Refined seismic-ionospheric effects: case study of Mw 8.2 Chiapas earthquake on September 7, 2017

Abstract

Due to poor local accuracy and temporal resolution, the GIM (global ionospheric map) application continues to be of restricted use in obtaining the characteristics of seismic-ionospheric effects. Utilizing spherical harmonic (SH) function and generalized trigonometric series (GTS), the latest 15 min/map GIM with high precision released from the Chinese Academy of Sciences (CAS), is expected to record the short-term response of the fine ionospheric structure. From the interquartile range (IQR) method, we first present the application of CAS GIM in the Mw8.2 Chiapas earthquake in Mexico on September 7, 2017. To verify the reliability, the IGS GIM at low temporal resolution of 2 h/map was simultaneously analyzed and compared. Our results exhibit clear local anomalies that preceded the Chiapas event by 5 days. The detection of IGS GIM merely captured the basic features of pre-earthquake ionospheric anomalies, i.e., abnormal local effect with a duration of 15 h, maximum amplitude of 20 TECU, and westward migration in the seismogenic area with epicentral distance <4092 km. As a comparison, the periodic variations of motion state, energy, and abnormal morphology in the ionospheric anomalies were originally revealed by CAS GIM. The motion tracks exhibited oscillation periodicity characteristics, and the nonstationary and nonlinear intensity fluctuation implied a harmonic energy transmission.
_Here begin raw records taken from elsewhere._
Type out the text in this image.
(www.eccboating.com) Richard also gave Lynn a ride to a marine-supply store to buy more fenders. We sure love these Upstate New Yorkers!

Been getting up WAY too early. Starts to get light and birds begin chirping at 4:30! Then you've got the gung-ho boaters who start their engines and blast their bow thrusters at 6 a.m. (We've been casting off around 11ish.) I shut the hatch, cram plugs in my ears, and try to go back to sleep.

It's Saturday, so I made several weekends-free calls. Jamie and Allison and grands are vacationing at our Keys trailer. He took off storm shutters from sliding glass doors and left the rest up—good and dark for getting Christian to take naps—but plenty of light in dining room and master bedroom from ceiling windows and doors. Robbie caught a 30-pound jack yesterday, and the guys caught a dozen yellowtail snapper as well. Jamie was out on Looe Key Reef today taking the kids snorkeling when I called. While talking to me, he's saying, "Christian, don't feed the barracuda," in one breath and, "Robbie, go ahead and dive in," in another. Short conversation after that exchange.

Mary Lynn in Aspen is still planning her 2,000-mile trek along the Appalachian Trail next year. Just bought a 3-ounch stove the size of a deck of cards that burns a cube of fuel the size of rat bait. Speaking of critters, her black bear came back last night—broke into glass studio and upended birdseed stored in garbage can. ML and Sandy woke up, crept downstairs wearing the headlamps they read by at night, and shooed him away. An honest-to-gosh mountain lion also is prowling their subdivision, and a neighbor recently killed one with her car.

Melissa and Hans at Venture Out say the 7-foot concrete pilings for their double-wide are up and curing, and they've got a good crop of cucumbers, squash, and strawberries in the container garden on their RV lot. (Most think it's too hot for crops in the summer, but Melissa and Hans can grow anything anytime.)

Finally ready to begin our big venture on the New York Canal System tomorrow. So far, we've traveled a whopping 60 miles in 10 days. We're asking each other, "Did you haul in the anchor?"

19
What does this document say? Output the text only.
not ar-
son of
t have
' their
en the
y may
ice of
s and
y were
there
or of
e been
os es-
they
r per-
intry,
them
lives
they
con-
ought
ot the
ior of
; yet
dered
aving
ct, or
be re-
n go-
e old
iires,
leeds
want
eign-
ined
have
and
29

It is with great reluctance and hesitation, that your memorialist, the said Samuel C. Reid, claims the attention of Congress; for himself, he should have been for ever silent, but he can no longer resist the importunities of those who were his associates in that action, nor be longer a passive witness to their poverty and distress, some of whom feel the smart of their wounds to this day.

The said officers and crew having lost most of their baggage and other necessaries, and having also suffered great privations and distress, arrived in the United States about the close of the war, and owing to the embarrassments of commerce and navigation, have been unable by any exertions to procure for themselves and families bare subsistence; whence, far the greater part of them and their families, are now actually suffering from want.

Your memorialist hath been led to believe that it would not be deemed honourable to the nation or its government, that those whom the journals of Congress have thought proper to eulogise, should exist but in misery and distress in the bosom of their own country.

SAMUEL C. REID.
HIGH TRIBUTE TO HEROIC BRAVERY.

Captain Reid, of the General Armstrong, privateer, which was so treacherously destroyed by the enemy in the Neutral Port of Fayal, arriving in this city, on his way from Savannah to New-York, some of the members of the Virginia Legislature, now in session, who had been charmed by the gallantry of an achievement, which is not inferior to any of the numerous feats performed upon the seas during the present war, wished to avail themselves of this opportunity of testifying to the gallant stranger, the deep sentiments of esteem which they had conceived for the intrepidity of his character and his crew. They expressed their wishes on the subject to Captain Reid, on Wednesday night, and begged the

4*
These results reflected the imbalance between energy transmission and ion\u2009+\u2009distribution in dynamic ionospheric processes. Then, the evolution of the ionospheric anomaly could be divided into three stages: formation of 9.2–12.4 LT, climax of 12.6–19.5 LT, and dissipation of 19.7–23.7 LT. During the peak period, the changes in energy transmission resulted in transforming the ionosphere to a single-double peaks shape and strong enhancement of the TEC intensity. The variations in horizontal phase velocity of 166–320 km/s in the abnormal region reflected the differences in electromagnetic waves from slow increases to rapid attenuation in the formation and dissipation periods. Based on the electromagnetic field disturbances recorded by the Swarm spacecraft, potential lithosphere–atmosphere–ionosphere Coupling (LAIC) effects could be identified through the electromagnetic coupling path. These features made it easy to remove earthquake precursor signals from other “source-type” TEC turbulences.